Lacerda Sales não se recorda se reuniu com o filho do Presidente da República. Mas lembra-se de nunca ter falado com Marcelo Rebelo de Sousa sobre o caso das gémeas com atrofia muscular espinhal e o acesso ao tratamento com Zolgensma, tal como assegurou nunca o ter mencionado com António Costa. Primeira constatação: os lapsos de memória de Lacerda Sales são especialmente selectivos. Felizmente, há evidências que permitem reconstituir os factos. E as evidências apontam no sentido de que Lacerda Sales e Nuno Rebelo de Sousa terão efectivamente estado reunidos. Mais ainda, nos registos clínicos oficiais constam várias referências à interferência do antigo secretário de estado da Saúde: a primeira consulta para as gémeas terá sido marcada a seu pedido, como ontem confirmou uma auditoria. Até ao momento, o agora deputado reagiu apenas laconicamente: informou que não “marcou” qualquer consulta, sem confirmar se solicitou a sua marcação. Segunda constatação: Lacerda Sales adoptou a ambiguidade como estratégia comunicativa. Até à sua audição na Assembleia da República, requerida de forma potestativa pela IL, espera-se que o ex-governante consiga aceder à documentação solicitada e recuperar a memória, de modo que os seus esclarecimentos em sede parlamentar possam ser completos.
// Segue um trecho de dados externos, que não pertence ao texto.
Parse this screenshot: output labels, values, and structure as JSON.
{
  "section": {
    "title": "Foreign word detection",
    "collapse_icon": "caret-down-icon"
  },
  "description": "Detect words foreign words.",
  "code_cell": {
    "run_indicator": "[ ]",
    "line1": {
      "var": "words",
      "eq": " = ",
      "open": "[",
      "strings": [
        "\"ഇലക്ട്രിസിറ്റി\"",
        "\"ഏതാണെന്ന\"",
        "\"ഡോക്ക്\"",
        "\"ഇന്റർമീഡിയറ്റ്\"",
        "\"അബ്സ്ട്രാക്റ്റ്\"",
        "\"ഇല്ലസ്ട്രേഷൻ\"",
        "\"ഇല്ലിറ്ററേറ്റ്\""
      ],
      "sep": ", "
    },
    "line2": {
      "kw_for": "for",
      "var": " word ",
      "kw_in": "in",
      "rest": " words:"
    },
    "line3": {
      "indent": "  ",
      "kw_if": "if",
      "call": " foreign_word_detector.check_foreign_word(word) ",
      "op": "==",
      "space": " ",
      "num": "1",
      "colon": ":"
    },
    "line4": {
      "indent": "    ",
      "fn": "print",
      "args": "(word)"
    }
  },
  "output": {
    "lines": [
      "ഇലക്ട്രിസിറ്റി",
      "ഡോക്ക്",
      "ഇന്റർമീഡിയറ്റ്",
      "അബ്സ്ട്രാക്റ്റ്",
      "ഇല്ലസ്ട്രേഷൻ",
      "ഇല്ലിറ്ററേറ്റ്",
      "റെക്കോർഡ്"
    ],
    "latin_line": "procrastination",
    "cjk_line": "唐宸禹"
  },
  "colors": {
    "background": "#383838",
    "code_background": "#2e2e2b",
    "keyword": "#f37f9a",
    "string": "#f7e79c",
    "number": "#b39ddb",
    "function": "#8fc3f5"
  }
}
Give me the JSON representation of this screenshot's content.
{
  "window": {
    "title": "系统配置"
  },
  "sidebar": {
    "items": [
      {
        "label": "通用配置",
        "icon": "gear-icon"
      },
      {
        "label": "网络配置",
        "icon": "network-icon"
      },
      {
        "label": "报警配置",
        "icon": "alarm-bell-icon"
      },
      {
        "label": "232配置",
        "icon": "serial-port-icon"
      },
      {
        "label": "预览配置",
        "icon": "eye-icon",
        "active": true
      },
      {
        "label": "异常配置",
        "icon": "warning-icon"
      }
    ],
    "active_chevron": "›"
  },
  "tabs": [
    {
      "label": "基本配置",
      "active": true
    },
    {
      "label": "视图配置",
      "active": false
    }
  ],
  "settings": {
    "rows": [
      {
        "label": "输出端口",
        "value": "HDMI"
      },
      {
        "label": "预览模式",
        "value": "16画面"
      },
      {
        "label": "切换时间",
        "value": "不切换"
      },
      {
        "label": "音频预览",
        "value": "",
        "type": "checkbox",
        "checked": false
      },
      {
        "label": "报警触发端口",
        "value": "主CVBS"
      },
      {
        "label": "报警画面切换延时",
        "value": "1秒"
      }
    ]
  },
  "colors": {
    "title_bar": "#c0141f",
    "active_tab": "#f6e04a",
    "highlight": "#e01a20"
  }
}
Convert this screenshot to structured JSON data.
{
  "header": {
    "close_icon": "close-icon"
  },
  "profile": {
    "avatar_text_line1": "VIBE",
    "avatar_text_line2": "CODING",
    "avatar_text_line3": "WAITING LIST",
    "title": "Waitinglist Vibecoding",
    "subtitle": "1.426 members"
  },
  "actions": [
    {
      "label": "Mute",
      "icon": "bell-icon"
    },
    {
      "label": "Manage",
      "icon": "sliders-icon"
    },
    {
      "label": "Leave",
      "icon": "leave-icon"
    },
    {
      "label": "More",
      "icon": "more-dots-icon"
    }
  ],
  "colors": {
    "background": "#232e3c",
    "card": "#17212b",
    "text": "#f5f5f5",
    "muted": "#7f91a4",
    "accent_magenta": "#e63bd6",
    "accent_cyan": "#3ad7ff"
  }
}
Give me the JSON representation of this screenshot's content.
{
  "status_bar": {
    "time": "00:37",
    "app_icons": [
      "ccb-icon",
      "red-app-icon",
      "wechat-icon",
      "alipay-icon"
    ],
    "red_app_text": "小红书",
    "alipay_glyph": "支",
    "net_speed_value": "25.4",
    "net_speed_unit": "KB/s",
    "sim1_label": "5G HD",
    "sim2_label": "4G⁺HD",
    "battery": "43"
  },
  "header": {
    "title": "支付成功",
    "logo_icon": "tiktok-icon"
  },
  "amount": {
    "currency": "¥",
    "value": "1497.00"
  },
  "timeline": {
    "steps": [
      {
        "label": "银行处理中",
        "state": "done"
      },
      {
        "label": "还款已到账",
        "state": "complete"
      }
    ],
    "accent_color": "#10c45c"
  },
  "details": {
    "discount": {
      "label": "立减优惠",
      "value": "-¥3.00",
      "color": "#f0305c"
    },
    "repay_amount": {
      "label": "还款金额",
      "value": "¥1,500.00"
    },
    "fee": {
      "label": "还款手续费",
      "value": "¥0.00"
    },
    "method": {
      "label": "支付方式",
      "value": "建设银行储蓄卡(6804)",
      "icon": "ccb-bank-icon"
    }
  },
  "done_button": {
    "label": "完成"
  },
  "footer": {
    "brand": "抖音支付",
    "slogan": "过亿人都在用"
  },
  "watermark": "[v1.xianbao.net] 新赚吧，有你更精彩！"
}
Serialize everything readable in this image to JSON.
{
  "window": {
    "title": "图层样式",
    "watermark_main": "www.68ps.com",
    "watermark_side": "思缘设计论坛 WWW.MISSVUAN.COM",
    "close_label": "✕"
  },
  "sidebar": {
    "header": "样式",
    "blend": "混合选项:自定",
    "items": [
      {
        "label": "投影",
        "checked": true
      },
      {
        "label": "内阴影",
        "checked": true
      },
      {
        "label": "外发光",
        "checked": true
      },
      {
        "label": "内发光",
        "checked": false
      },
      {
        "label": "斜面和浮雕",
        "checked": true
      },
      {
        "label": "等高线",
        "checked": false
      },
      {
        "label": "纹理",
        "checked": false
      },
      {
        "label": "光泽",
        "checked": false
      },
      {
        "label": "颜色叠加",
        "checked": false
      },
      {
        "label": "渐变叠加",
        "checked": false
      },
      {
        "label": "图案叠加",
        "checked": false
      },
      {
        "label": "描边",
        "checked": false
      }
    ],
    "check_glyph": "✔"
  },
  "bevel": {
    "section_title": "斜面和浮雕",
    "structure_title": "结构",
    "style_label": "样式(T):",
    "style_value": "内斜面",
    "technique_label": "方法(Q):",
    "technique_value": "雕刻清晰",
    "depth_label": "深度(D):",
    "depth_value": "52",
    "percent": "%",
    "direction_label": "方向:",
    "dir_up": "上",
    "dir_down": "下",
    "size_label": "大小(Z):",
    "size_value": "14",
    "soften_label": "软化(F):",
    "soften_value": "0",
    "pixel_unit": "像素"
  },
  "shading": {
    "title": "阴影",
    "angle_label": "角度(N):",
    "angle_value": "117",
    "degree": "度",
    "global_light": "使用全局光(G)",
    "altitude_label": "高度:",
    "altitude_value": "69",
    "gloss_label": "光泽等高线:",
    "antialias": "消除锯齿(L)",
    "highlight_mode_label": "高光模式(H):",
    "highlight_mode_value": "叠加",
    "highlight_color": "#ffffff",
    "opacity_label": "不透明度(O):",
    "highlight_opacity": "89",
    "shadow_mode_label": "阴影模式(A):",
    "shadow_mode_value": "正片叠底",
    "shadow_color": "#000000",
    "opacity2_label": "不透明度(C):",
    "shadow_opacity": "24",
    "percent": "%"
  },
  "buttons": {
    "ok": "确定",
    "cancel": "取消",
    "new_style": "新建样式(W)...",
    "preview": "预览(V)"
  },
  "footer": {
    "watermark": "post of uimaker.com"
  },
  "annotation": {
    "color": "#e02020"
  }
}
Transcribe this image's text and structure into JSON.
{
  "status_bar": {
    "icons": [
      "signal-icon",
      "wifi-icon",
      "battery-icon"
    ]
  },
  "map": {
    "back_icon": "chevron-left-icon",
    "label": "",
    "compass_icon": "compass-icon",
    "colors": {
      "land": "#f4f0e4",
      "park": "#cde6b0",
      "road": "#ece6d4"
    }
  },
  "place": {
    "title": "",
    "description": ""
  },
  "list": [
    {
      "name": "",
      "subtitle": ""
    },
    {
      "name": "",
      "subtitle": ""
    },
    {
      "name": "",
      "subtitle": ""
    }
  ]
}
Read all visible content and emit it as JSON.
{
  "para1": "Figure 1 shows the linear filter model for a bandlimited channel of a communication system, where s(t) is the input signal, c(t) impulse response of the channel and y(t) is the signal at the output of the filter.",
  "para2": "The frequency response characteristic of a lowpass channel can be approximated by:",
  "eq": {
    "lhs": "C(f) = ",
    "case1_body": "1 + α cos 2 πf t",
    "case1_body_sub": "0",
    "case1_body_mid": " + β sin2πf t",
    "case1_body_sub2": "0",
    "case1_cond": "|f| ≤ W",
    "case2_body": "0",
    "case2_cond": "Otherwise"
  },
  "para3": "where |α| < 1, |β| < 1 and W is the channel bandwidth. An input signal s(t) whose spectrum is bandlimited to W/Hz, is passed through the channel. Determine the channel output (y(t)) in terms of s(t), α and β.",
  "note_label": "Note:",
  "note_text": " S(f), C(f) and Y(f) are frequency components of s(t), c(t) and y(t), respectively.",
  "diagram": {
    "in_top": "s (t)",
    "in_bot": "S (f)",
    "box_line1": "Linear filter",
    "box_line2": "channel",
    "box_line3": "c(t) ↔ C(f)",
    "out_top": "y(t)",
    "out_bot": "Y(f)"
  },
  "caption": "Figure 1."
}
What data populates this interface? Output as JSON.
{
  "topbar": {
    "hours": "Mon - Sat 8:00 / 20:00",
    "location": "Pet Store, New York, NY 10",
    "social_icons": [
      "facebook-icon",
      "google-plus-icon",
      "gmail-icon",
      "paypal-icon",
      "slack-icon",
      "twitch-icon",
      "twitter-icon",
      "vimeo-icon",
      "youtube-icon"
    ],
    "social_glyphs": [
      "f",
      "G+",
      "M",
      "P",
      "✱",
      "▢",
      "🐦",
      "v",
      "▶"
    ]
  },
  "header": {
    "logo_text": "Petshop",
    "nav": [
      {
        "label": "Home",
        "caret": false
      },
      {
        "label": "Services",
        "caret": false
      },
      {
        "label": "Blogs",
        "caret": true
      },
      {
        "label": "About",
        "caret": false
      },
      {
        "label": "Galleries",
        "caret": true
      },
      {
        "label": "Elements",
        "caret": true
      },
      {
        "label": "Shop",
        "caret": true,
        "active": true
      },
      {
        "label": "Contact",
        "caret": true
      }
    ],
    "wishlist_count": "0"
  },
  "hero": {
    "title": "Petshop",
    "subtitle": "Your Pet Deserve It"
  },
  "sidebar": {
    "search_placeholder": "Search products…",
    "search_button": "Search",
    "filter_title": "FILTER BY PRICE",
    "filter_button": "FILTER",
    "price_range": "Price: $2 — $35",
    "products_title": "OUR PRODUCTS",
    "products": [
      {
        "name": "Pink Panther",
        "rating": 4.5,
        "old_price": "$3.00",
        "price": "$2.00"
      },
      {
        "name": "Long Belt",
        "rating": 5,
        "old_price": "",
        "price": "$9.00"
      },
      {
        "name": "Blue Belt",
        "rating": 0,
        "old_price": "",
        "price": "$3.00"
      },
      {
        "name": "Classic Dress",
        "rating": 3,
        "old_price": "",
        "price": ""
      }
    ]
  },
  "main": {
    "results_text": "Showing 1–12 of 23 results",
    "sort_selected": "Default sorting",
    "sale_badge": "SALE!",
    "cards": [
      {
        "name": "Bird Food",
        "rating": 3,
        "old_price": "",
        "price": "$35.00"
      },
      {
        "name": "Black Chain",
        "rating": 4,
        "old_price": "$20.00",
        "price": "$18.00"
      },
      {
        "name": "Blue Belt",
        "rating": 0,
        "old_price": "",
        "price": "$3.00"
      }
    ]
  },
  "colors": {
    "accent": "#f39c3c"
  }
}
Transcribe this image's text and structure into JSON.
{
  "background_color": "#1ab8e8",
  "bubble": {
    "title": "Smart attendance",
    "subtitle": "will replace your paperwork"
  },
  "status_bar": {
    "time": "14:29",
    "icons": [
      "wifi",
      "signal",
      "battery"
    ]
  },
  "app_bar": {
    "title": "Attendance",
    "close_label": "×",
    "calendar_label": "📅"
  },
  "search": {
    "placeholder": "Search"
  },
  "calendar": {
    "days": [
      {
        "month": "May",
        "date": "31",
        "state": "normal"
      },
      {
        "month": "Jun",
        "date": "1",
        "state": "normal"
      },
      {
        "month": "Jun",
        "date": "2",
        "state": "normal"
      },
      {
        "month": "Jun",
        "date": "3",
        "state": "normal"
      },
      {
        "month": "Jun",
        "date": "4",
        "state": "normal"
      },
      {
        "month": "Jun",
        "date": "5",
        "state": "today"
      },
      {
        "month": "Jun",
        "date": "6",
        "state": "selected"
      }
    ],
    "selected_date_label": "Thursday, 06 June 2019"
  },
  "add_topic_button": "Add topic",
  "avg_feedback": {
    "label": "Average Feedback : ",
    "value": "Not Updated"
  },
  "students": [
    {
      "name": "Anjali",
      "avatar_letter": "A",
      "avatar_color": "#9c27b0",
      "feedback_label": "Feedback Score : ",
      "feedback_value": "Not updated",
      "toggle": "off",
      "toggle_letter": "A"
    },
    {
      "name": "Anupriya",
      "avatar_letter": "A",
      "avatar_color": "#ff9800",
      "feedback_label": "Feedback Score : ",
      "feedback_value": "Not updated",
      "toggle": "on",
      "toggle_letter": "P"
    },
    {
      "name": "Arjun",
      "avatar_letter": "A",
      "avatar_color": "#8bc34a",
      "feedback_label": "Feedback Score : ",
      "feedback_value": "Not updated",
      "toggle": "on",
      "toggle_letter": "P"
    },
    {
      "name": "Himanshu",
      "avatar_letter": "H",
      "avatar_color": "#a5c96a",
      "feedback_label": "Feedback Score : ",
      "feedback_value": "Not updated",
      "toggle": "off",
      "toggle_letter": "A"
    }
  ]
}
Esperança eventualmente vã, uma vez que, nas palavras de Lacerda Sales, as sedes próprias para prestar esclarecimentos sobre este assunto são o IGAS (Inspecção-Geral das Actividades em Saúde) e o DIAP (Departamento de Investigação e Acção Penal): “eu só responderei aos detalhes do processo em sede própria; em sede própria é o IGAS e é o DIAP, respeitando aquilo que são os poderes e os tempos da Justiça“. Terceira constatação: o antigo secretário de estado promove a habitual confusão entre Justiça e Política, para escapar ao escrutínio da sua actuação no Ministério da Saúde. Quem assiste do lado de fora não pode cair na armadilha: independentemente das implicações criminais que venham a ser apuradas, o comportamento de Lacerda Sales enquanto membro do governo justifica avaliação política — e, confirmando-se a sua intervenção, merece reprovação pública. Espera-se que, na audição parlamentar, Lacerda Sales não insista nesta sua tese.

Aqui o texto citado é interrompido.